Когда его посещали такие мысли, он до самого рассвета не мог уснуть. Тело горело, сердце колотилось, в голову лезло невообразимое. И не совладав с мыслями, он выскакивал на улицу, бродил босиком по росе, потом садился на крыльцо и жадно смотрел на темное небо, увешанное ожерельями звезд, на месяц среди них, на спящий безмятежно аул. Тихо вокруг. Только шум реки нарушает тишину, которая сочится с темных небес.
Впрочем, нет, Бухтарма не нарушает тишину, а, наоборот, охраняет ее, вечно и непрерывно охраняет. Если бы затих плеск волн, то наступила бы мертвая, неживая тишина и потеряла бы она умиротворенность табуна, безмятежно пощипывающего траву. Но ведь может же что-то нарушить эту робкую, мягкую тишину? Например, собака, лениво брехнувшая со сна, или курица, встрепенувшаяся на шесте? Или теленок, который проголодался среди ночи и промычал, зовя свою мать? Нет, все эти привычные звуки не могут нарушить тишину. Но что же тогда?
Может быть, подвыпивший Кожак? Тот любит поорать, когда напьется пива.
Или шорох летучих мышей, или косуленок, заплутавший на том берегу, или ночной жук, налетевший сослепу на рог коровы и с жужжаньем упавший на землю? Или жеребец, отставший от косяка и призывно ржущий во тьме?
Иногда с кладбища, что за аулом, доносились какие-то невнятные звуки – может, они? Или вдруг прорвется ветерок с той стороны, из рая, чтобы пригласить живых в свою обитель? Нет, все это ерунда! Но что же тогда постоянно нарушает эту устоявшуюся тишину, комкает ее и мнет, разрывает вдоль и поперек?
О, господи! Так ведь это же стоны его отца. Саднит осколок снаряда у него в груди, и он не знает, куда деваться от боли. Прошло десять лет, как кончилась война, а для отца все еще грохочут пушки и стоит гул войны в израненном теле, отдается эхом, лишает покоя.
Но и это не то. А скорее всего нарушают тишину песни, звучащие в его сердце, жаждущем чистоты и любви, трепетно ожидающем какой-то великой радости от будущего. Только эти песни и нарушают дремлющую тишину. Только они и могут всколыхнуть ее, хотя звучат робко и стыдливо в его душе, подобно шороху крыльев фантазии, пытающейся отыскать реальное в нереальном. И все это похоже на легкую дрожь верблюжонка, делающего первые робкие шажки в своей жизни…

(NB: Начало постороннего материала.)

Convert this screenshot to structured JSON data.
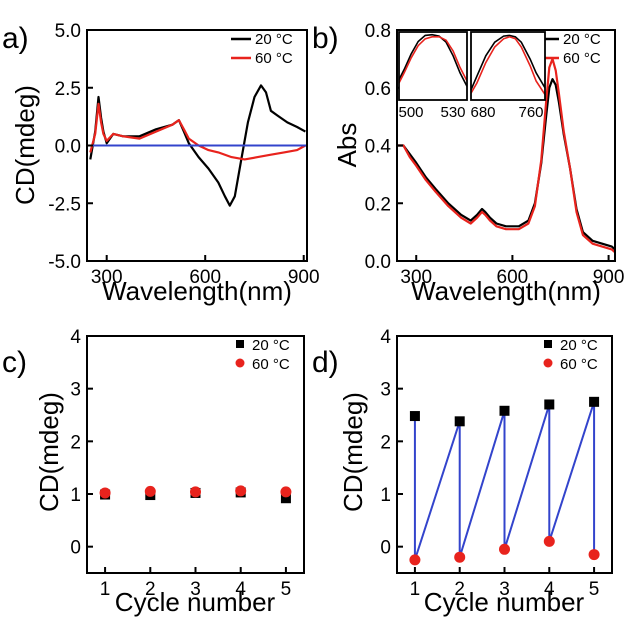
{
  "chart_data": [
    {
      "panel_label": "a)",
      "type": "line",
      "xlabel": "Wavelength(nm)",
      "ylabel": "CD(mdeg)",
      "xlim": [
        240,
        910
      ],
      "ylim": [
        -5.0,
        5.0
      ],
      "xticks": [
        300,
        600,
        900
      ],
      "xtick_labels": [
        "300",
        "600",
        "900"
      ],
      "yticks": [
        -5.0,
        -2.5,
        0.0,
        2.5,
        5.0
      ],
      "ytick_labels": [
        "-5.0",
        "-2.5",
        "0.0",
        "2.5",
        "5.0"
      ],
      "legend_position": "top-right",
      "series": [
        {
          "name": "20 °C",
          "color": "#000000",
          "x": [
            250,
            265,
            275,
            283,
            290,
            300,
            320,
            350,
            400,
            450,
            500,
            520,
            535,
            550,
            580,
            610,
            640,
            660,
            675,
            690,
            710,
            730,
            750,
            770,
            785,
            800,
            820,
            850,
            880,
            905
          ],
          "y": [
            -0.6,
            0.6,
            2.1,
            1.2,
            0.6,
            0.1,
            0.5,
            0.4,
            0.4,
            0.7,
            0.9,
            1.1,
            0.6,
            0.1,
            -0.5,
            -1.0,
            -1.6,
            -2.2,
            -2.6,
            -2.2,
            -0.6,
            1.0,
            2.1,
            2.6,
            2.3,
            1.5,
            1.3,
            1.0,
            0.8,
            0.6
          ]
        },
        {
          "name": "60 °C",
          "color": "#e8231d",
          "x": [
            250,
            265,
            275,
            283,
            290,
            300,
            320,
            350,
            400,
            450,
            500,
            520,
            535,
            550,
            580,
            610,
            640,
            680,
            720,
            760,
            800,
            840,
            880,
            905
          ],
          "y": [
            -0.3,
            0.5,
            1.8,
            1.0,
            0.5,
            0.2,
            0.5,
            0.4,
            0.3,
            0.6,
            0.9,
            1.1,
            0.7,
            0.3,
            0.0,
            -0.2,
            -0.3,
            -0.5,
            -0.6,
            -0.5,
            -0.4,
            -0.3,
            -0.2,
            0.0
          ]
        },
        {
          "name": "",
          "color": "#3344cc",
          "x": [
            240,
            910
          ],
          "y": [
            0.0,
            0.0
          ]
        }
      ]
    },
    {
      "panel_label": "b)",
      "type": "line",
      "xlabel": "Wavelength(nm)",
      "ylabel": "Abs",
      "xlim": [
        240,
        920
      ],
      "ylim": [
        0.0,
        0.8
      ],
      "xticks": [
        300,
        600,
        900
      ],
      "xtick_labels": [
        "300",
        "600",
        "900"
      ],
      "yticks": [
        0.0,
        0.2,
        0.4,
        0.6,
        0.8
      ],
      "ytick_labels": [
        "0.0",
        "0.2",
        "0.4",
        "0.6",
        "0.8"
      ],
      "legend_position": "top-right",
      "series": [
        {
          "name": "20 °C",
          "color": "#000000",
          "x": [
            240,
            260,
            280,
            300,
            330,
            360,
            400,
            440,
            470,
            490,
            505,
            515,
            530,
            550,
            580,
            620,
            650,
            670,
            690,
            705,
            715,
            725,
            735,
            745,
            760,
            780,
            800,
            820,
            850,
            880,
            910,
            920
          ],
          "y": [
            0.4,
            0.4,
            0.37,
            0.34,
            0.29,
            0.25,
            0.2,
            0.16,
            0.14,
            0.16,
            0.18,
            0.17,
            0.15,
            0.13,
            0.12,
            0.12,
            0.14,
            0.2,
            0.34,
            0.5,
            0.6,
            0.63,
            0.61,
            0.55,
            0.44,
            0.32,
            0.18,
            0.1,
            0.07,
            0.06,
            0.05,
            0.04
          ]
        },
        {
          "name": "60 °C",
          "color": "#e8231d",
          "x": [
            240,
            260,
            280,
            300,
            330,
            360,
            400,
            440,
            470,
            490,
            505,
            515,
            530,
            550,
            580,
            620,
            650,
            670,
            690,
            705,
            715,
            725,
            735,
            745,
            760,
            780,
            800,
            820,
            850,
            880,
            910,
            920
          ],
          "y": [
            0.4,
            0.4,
            0.36,
            0.33,
            0.28,
            0.24,
            0.19,
            0.15,
            0.13,
            0.15,
            0.17,
            0.16,
            0.14,
            0.12,
            0.11,
            0.11,
            0.13,
            0.19,
            0.35,
            0.55,
            0.67,
            0.7,
            0.66,
            0.58,
            0.45,
            0.32,
            0.17,
            0.09,
            0.06,
            0.05,
            0.04,
            0.03
          ]
        }
      ],
      "insets": [
        {
          "xlim": [
            493,
            532
          ],
          "ylim": [
            0.0,
            1.0
          ],
          "xtick_labels": [
            "500",
            "530"
          ],
          "series": [
            {
              "color": "#000000",
              "x": [
                493,
                496,
                500,
                504,
                508,
                512,
                516,
                520,
                524,
                528,
                532
              ],
              "y": [
                0.3,
                0.45,
                0.68,
                0.86,
                0.95,
                0.96,
                0.94,
                0.85,
                0.65,
                0.4,
                0.2
              ]
            },
            {
              "color": "#e8231d",
              "x": [
                493,
                496,
                500,
                504,
                508,
                512,
                516,
                520,
                524,
                528,
                532
              ],
              "y": [
                0.25,
                0.4,
                0.62,
                0.8,
                0.9,
                0.93,
                0.93,
                0.88,
                0.72,
                0.48,
                0.28
              ]
            }
          ]
        },
        {
          "xlim": [
            655,
            780
          ],
          "ylim": [
            0.0,
            1.0
          ],
          "xtick_labels": [
            "680",
            "760"
          ],
          "series": [
            {
              "color": "#000000",
              "x": [
                655,
                665,
                680,
                695,
                710,
                720,
                730,
                740,
                755,
                765,
                780
              ],
              "y": [
                0.15,
                0.35,
                0.65,
                0.85,
                0.94,
                0.95,
                0.93,
                0.85,
                0.6,
                0.4,
                0.18
              ]
            },
            {
              "color": "#e8231d",
              "x": [
                655,
                665,
                680,
                695,
                710,
                720,
                730,
                740,
                755,
                765,
                780
              ],
              "y": [
                0.1,
                0.25,
                0.55,
                0.78,
                0.9,
                0.93,
                0.9,
                0.78,
                0.5,
                0.28,
                0.08
              ]
            }
          ]
        }
      ]
    },
    {
      "panel_label": "c)",
      "type": "scatter",
      "xlabel": "Cycle number",
      "ylabel": "CD(mdeg)",
      "xlim": [
        0.6,
        5.4
      ],
      "ylim": [
        -0.5,
        4.0
      ],
      "xticks": [
        1,
        2,
        3,
        4,
        5
      ],
      "xtick_labels": [
        "1",
        "2",
        "3",
        "4",
        "5"
      ],
      "yticks": [
        0,
        1,
        2,
        3,
        4
      ],
      "ytick_labels": [
        "0",
        "1",
        "2",
        "3",
        "4"
      ],
      "legend_position": "top-right",
      "series": [
        {
          "name": "20 °C",
          "color": "#000000",
          "marker": "square",
          "x": [
            1,
            2,
            3,
            4,
            5
          ],
          "y": [
            0.99,
            0.98,
            1.02,
            1.03,
            0.92
          ]
        },
        {
          "name": "60 °C",
          "color": "#e8231d",
          "marker": "circle",
          "x": [
            1,
            2,
            3,
            4,
            5
          ],
          "y": [
            1.02,
            1.05,
            1.04,
            1.06,
            1.04
          ]
        }
      ]
    },
    {
      "panel_label": "d)",
      "type": "scatter",
      "xlabel": "Cycle number",
      "ylabel": "CD(mdeg)",
      "xlim": [
        0.6,
        5.4
      ],
      "ylim": [
        -0.5,
        4.0
      ],
      "xticks": [
        1,
        2,
        3,
        4,
        5
      ],
      "xtick_labels": [
        "1",
        "2",
        "3",
        "4",
        "5"
      ],
      "yticks": [
        0,
        1,
        2,
        3,
        4
      ],
      "ytick_labels": [
        "0",
        "1",
        "2",
        "3",
        "4"
      ],
      "legend_position": "top-right",
      "connector_color": "#3344cc",
      "series": [
        {
          "name": "20 °C",
          "color": "#000000",
          "marker": "square",
          "x": [
            1,
            2,
            3,
            4,
            5
          ],
          "y": [
            2.48,
            2.38,
            2.58,
            2.7,
            2.75
          ]
        },
        {
          "name": "60 °C",
          "color": "#e8231d",
          "marker": "circle",
          "x": [
            1,
            2,
            3,
            4,
            5
          ],
          "y": [
            -0.25,
            -0.2,
            -0.05,
            0.1,
            -0.15
          ]
        }
      ]
    }
  ]
}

Так вот что, оказывается, нарушило великую тишину – песни его души. А он этого и не знал. Но ясно одно: поскорее бы вырасти да уехать из аула, чтобы встретиться с любимой в жизни, а не в мечтах. И, может быть, у них будет ребенок.

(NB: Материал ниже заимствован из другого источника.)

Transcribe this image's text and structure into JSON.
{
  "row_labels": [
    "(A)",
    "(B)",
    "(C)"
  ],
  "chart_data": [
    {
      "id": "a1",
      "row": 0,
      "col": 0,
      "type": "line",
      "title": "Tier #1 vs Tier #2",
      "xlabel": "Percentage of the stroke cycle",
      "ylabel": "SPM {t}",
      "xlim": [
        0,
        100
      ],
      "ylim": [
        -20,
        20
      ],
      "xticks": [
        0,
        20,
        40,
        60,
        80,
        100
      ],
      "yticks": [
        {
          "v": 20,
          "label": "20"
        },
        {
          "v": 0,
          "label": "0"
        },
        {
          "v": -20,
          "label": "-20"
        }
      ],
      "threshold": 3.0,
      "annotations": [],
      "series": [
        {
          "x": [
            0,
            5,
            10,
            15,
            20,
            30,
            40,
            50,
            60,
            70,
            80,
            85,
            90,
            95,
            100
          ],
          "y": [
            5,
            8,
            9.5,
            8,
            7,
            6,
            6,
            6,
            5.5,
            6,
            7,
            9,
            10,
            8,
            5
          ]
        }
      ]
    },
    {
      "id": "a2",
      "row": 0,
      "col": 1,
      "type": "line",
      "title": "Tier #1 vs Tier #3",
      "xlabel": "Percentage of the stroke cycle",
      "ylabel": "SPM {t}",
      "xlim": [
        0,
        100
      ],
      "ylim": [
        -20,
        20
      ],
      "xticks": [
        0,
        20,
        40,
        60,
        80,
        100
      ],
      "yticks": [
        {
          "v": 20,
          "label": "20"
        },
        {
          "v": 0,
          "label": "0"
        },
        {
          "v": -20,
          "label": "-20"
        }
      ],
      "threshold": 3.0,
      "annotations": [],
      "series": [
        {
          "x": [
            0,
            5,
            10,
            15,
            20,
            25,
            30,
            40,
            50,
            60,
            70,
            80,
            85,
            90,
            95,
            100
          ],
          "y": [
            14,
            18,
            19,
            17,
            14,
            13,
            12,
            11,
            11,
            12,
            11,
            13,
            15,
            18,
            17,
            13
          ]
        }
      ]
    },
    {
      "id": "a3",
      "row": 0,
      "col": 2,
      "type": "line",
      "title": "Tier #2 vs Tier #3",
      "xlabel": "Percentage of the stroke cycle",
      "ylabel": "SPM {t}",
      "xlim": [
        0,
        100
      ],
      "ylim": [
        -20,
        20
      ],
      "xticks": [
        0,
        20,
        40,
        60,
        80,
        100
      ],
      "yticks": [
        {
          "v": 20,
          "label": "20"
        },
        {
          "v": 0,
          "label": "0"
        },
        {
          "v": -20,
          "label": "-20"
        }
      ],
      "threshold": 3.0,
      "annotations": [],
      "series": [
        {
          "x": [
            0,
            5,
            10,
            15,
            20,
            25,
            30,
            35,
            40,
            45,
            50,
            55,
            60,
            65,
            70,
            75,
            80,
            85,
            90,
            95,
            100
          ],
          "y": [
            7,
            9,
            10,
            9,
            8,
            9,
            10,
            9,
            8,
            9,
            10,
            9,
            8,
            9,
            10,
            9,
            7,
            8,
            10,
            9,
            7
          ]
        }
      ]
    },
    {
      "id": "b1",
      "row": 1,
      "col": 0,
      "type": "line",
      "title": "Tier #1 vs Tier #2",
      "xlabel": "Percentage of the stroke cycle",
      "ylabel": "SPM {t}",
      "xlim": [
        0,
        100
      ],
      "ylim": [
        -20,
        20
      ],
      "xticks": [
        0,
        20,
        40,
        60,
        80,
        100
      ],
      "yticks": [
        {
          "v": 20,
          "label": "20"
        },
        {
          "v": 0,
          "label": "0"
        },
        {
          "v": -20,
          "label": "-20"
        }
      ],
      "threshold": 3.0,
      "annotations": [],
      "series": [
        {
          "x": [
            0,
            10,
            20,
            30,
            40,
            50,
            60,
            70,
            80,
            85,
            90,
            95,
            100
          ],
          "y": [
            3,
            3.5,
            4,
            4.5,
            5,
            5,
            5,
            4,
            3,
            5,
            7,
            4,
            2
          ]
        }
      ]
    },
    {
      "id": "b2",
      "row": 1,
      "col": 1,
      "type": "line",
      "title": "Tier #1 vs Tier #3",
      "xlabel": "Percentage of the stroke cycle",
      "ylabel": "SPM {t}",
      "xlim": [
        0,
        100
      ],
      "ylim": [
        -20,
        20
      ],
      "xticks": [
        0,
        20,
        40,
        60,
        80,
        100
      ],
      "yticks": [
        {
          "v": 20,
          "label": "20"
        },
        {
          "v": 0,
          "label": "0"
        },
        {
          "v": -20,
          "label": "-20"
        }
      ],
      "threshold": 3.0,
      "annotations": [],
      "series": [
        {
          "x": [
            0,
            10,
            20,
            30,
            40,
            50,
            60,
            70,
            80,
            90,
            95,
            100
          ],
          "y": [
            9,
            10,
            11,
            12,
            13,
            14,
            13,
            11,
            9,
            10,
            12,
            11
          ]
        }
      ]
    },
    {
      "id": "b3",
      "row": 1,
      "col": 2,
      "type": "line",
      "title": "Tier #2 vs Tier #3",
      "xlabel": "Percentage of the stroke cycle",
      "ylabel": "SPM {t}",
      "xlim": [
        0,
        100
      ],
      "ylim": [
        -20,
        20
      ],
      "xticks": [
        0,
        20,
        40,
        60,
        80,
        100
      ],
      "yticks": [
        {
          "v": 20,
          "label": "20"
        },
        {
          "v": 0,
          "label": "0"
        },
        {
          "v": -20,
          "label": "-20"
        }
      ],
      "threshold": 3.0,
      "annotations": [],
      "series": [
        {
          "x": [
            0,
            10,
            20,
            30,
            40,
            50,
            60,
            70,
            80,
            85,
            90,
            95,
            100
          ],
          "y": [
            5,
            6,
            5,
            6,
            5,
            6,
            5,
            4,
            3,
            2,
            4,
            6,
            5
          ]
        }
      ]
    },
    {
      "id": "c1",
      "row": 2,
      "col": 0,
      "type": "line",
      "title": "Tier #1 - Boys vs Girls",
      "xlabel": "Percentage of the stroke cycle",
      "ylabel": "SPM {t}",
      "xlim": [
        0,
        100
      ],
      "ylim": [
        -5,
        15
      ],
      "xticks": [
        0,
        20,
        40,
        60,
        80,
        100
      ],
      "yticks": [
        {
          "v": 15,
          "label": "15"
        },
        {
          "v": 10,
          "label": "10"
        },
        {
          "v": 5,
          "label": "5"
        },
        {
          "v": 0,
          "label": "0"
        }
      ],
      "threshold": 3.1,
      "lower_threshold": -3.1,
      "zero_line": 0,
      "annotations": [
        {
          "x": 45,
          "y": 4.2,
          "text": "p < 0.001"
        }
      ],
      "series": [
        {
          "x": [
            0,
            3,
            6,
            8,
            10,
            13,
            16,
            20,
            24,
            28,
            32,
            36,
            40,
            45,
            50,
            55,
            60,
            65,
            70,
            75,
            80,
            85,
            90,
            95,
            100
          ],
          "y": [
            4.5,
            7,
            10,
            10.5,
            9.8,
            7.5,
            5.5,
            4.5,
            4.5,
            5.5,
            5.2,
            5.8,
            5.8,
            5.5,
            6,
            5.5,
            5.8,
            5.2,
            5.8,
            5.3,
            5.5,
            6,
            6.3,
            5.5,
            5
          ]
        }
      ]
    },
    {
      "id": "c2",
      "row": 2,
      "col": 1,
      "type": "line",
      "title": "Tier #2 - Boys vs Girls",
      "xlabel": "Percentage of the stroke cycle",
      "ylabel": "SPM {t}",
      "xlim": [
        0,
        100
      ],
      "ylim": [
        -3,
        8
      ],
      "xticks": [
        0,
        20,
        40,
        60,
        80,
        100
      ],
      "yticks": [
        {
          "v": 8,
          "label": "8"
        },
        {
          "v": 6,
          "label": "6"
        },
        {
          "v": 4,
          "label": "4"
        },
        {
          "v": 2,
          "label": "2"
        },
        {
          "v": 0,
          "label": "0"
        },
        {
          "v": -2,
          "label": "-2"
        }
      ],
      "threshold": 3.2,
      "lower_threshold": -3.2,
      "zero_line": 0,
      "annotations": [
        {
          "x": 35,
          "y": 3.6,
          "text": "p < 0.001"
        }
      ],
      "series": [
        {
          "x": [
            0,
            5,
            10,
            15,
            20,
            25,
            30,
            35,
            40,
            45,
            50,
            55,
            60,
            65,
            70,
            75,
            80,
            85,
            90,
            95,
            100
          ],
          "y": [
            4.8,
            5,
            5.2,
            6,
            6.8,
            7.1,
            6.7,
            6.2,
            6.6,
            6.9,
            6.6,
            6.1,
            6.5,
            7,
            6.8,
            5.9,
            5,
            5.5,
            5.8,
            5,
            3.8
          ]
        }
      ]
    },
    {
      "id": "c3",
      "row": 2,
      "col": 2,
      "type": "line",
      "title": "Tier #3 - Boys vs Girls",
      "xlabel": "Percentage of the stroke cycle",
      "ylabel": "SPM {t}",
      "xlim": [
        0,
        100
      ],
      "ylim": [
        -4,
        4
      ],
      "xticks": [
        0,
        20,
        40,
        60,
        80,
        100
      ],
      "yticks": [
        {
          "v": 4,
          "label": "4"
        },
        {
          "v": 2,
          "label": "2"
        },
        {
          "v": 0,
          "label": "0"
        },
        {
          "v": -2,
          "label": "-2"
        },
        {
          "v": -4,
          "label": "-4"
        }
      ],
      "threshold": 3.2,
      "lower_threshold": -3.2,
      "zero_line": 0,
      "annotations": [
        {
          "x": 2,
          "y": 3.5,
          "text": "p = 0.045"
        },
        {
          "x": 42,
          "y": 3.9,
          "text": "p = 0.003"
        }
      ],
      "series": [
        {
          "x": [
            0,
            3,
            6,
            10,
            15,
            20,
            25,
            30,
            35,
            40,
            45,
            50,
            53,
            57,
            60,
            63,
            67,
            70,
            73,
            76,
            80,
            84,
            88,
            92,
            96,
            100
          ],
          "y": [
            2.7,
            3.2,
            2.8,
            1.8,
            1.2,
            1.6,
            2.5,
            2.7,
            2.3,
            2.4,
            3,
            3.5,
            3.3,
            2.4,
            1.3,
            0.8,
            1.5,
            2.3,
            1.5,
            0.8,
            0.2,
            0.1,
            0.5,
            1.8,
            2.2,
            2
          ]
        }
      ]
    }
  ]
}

Нурлан невольно рассмеялся своим мыслям: «Нужно ли вообще это орущее, беспокойное существо? Может, и не надо его вовсе? Но разве об этом можно рассуждать? Оно появляется на свет, ни у кого не спрашивая совета, надо ли ему появляться. Ни у мудреца, ни у дурака. Появляется и требует своей доли счастья. Может, это будущий солдат или будущая мать, все возможно».